Это я во всем виноват
Дальше идем. Дальше – третья стадия. Что там? Мы уже отчасти про это говорили. Это агрессия: «они виноваты, они вот это все» Дальше что?
Торги. Протест.
Торги, протест везде, конечно. Сначала была агрессия на них, потом она что?
На себя.
Разворачивается на себя, и тогда это что?
Вина.
Стадия вины и торгов.
Это все перемешивается. Как я уже сказала, человек может переходить от стадии к стадии. Это не значит, что ты тут три дня побыл, потом тут месяц, потом тут полгода. Ничего подобного. Все это перемещается с одного места в другое. И в какой-то момент, я думаю, что все это проходят, я, не зная кого-то, что не проходил эту вину, агрессия может вытесняться еще, а вот вина… обычно это переживание, что это я виноват в его смерти.

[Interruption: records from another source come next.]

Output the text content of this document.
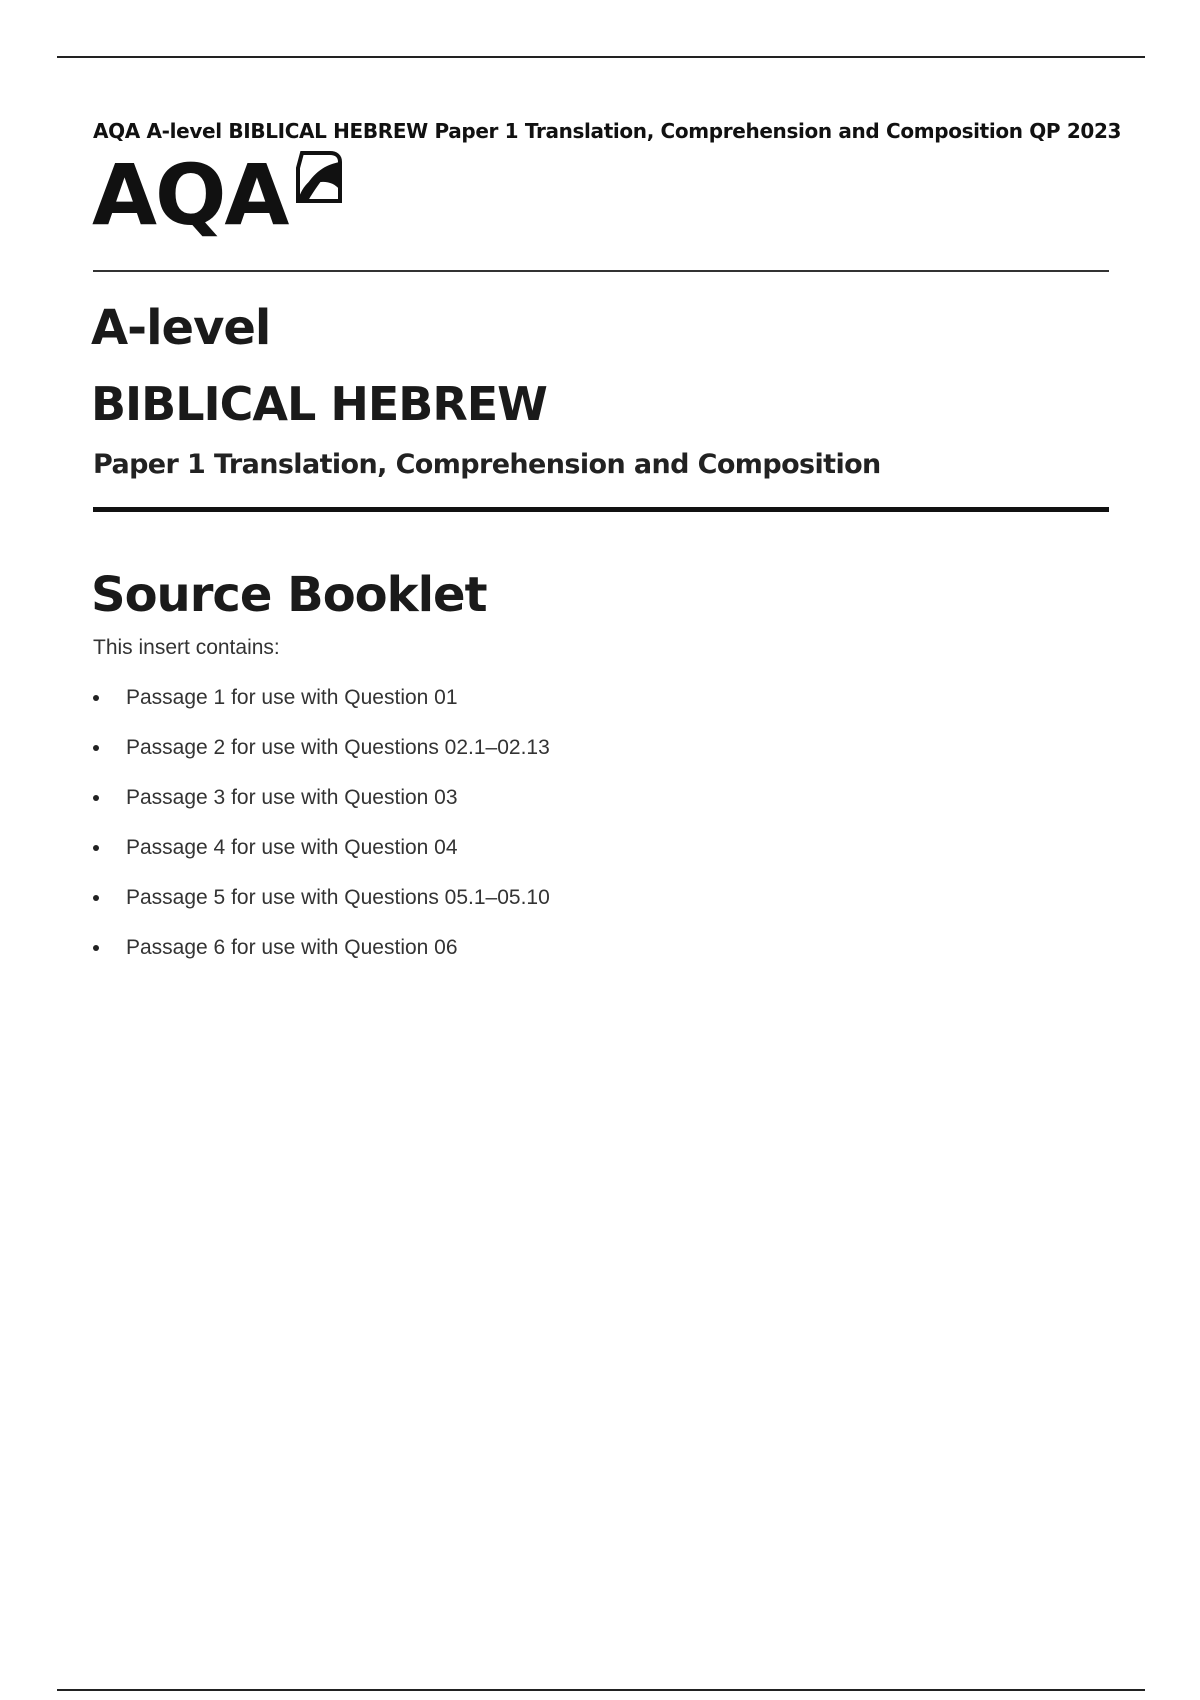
AQA A-level BIBLICAL HEBREW Paper 1 Translation, Comprehension and Composition QP 2023
AQA
A-level
BIBLICAL HEBREW
Paper 1 Translation, Comprehension and Composition
Source Booklet
This insert contains:
Passage 1 for use with Question 01
Passage 2 for use with Questions 02.1–02.13
Passage 3 for use with Question 03
Passage 4 for use with Question 04
Passage 5 for use with Questions 05.1–05.10
Passage 6 for use with Question 06
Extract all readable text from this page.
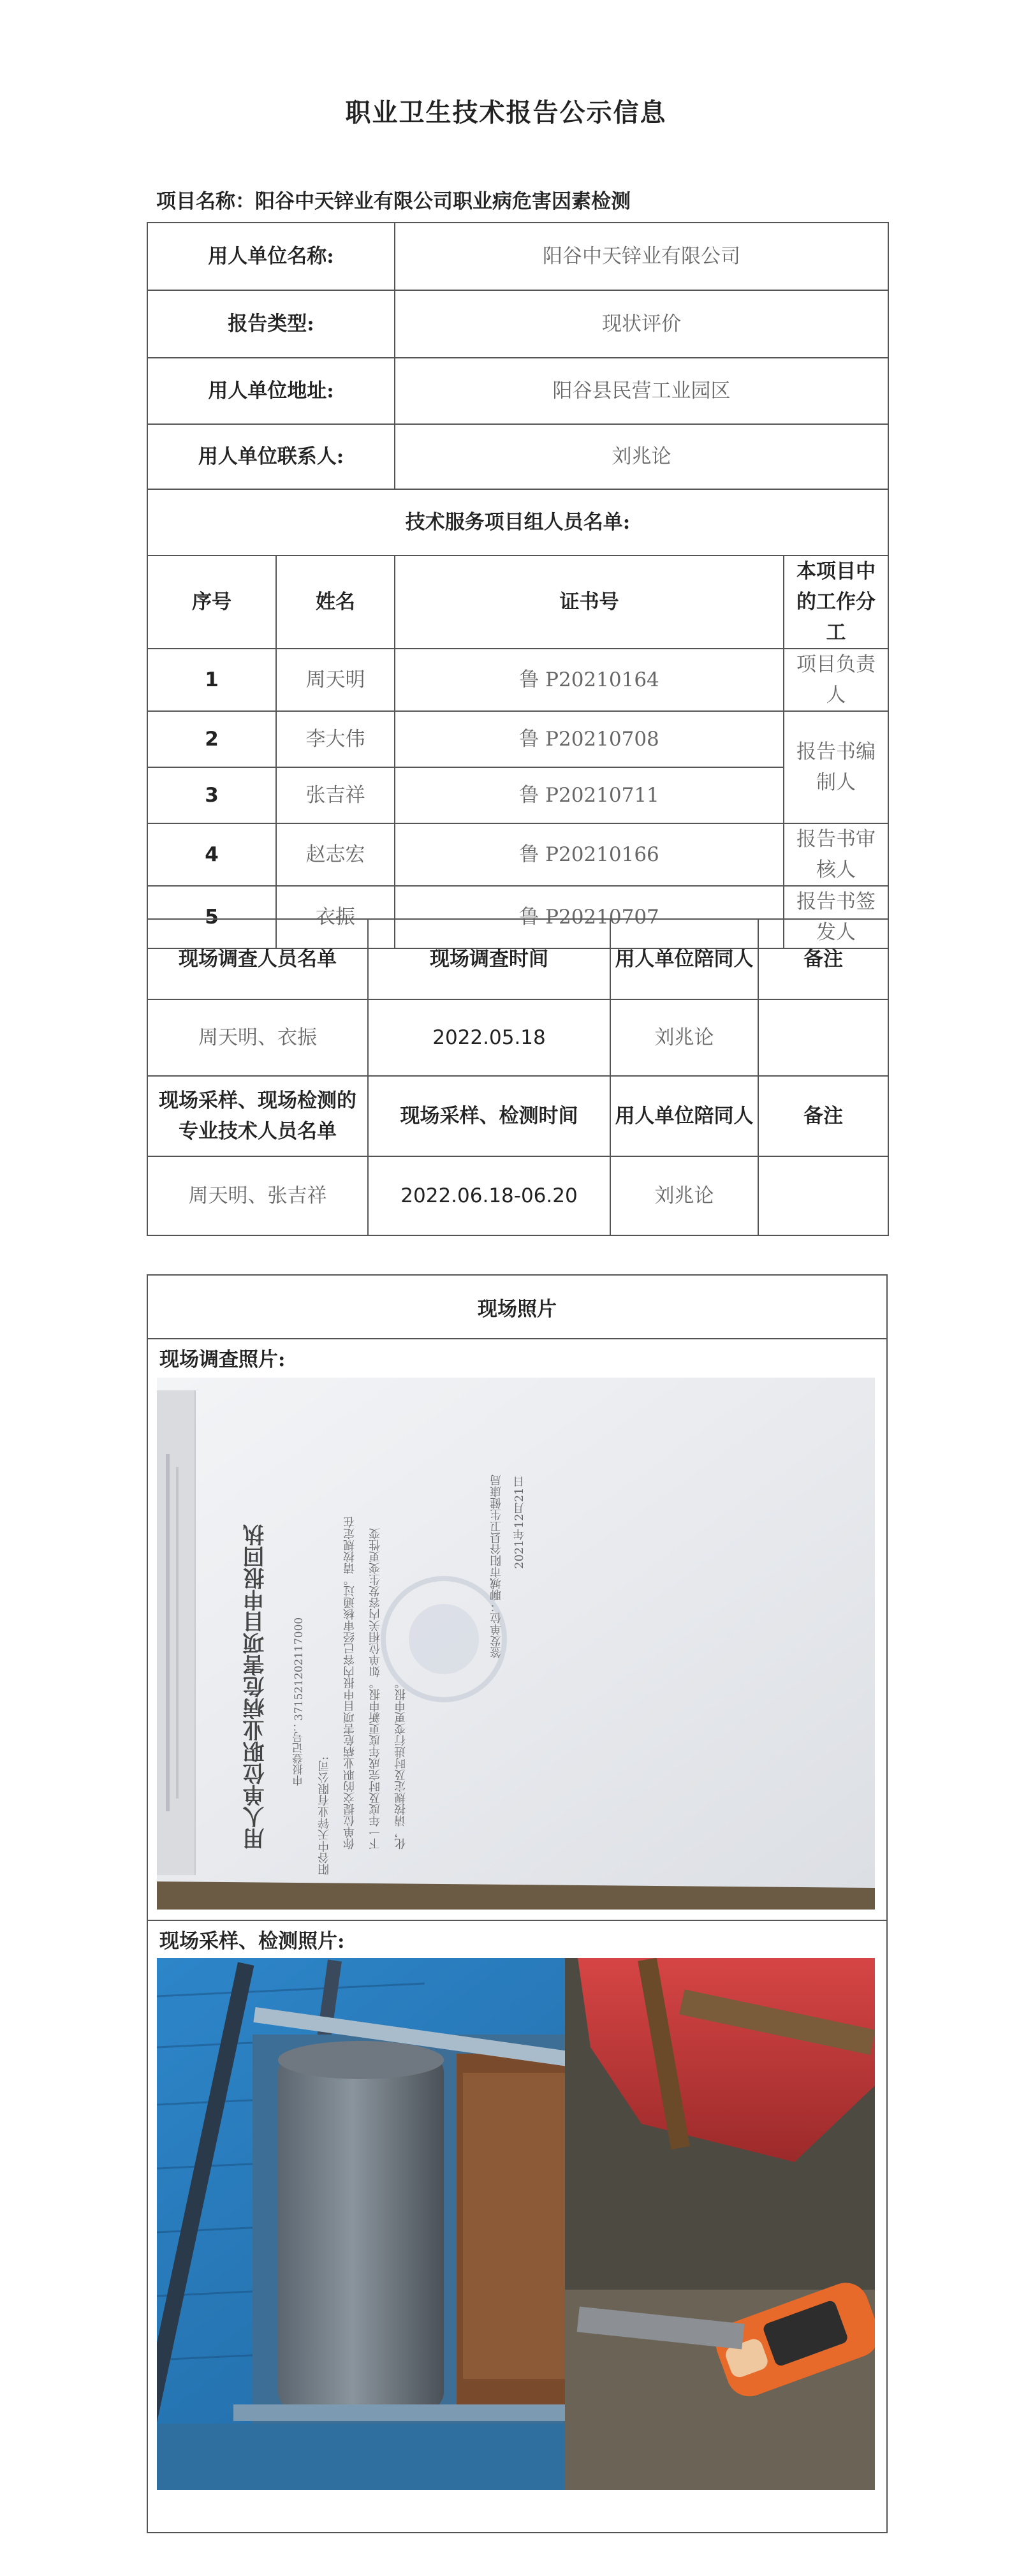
职业卫生技术报告公示信息
项目名称：阳谷中天锌业有限公司职业病危害因素检测
用人单位名称:		阳谷中天锌业有限公司	
报告类型:		现状评价	
用人单位地址:		阳谷县民营工业园区	
用人单位联系人:		刘兆论	
技术服务项目组人员名单:			
序号	姓名	证书号	本项目中的工作分工
1	周天明	鲁 P20210164	项目负责人
2	李大伟	鲁 P20210708	报告书编制人
3	张吉祥	鲁 P20210711	
4	赵志宏	鲁 P20210166	报告书审核人
5	衣振	鲁 P20210707	报告书签发人
现场调查人员名单	现场调查时间	用人单位陪同人	备注
周天明、衣振	2022.05.18	刘兆论	
现场采样、现场检测的专业技术人员名单	现场采样、检测时间	用人单位陪同人	备注
周天明、张吉祥	2022.06.18-06.20	刘兆论	
现场照片
现场调查照片:
用人单位职业病危害项目申报回执	申报登记号：371521202117000
阳谷中天锌业有限公司:	你单位提交的职业病危害项目申报内容已经审核通过。请按规定在	下一年度及时完成年度更新申报。如单位相关内容发生变更性变	化，请按规定及时进行变更申报。
签发单位：聊城市阳谷县卫生健康局 2021年12月21日
现场采样、检测照片:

Опять же я здесь могу поделиться собственным опытом. Мне было 15 лет, когда умерла моя мама, и у меня долгое время… , я тогда, понятное дело, не была психологом и ничего не понимала. У меня долгое время была абсолютная убежденность, это не психоз, я все-таки пока еще в себе, но это была абсолютная убежденность, что это я ее убила своими руками. Там есть условный повод так думать: она умирала не в моем присутствии, в больнице, меня там не было в этот момент. Но убежденность моя была очень долго, и до сих пор иногда я знаю, что когда я работаю с собственными травмами психологическими, это переживание из «бессознательного» всплывает. И я смотрю с ужасом на свои руки и понимаю, что это руки, которые убили мою маму. Это был 1994 год, прошло 22 года. До сих пор, где-то глубоко бессознательно у меня, человека, который занимается много лет терапией, это чуть-чуть живо.
Это я к чему. Что это чувство вины, что это я виноват в смерти другого, это я … там очень разные могут быть варианты как. Не обязательно руками. Там очень разные воспоминания. Вот относительно недавно один мужчина обратился: молодой человек, то ли старшеклассник, то ли студент младших курсов ехал в Москву из Подмосковья на электричке и попал под поезд. И мне звонил, по-моему, его папа. Понятно, что весь ужас … и у них «фонит» переживание, что… он говорит: «моя жена описывает», там, видимо, папа более устойчивый, жена больше горевала. «Моя жена говорит, мы зря переехали в эту квартиру в Подмосковье. Если бы мы не переехали, он бы не ездил на электричке и этого бы не случилось». И это очень понятные такие, частые совершенно истории, когда обвиняешь себя, что: «Если бы я что-то сделал, этого бы не произошло. Если бы я других врачей нашел, если бы я…» Ну и самое разное: «Был в тот момент… почему я в этот день ушел, там, в кино, или в ресторан с друзьями… если бы я в этот день сидел дома, этого бы не случилось». Самые-самые разные здесь есть варианты, и, соответственно, переживания вины. И есть одна такая правда про чувство вины, которую я постоянно говорю в самых разных темах, неважно в какой теме. Но с виной есть такая хитрость, что парадоксальным образом это связано с этой темой бессилия.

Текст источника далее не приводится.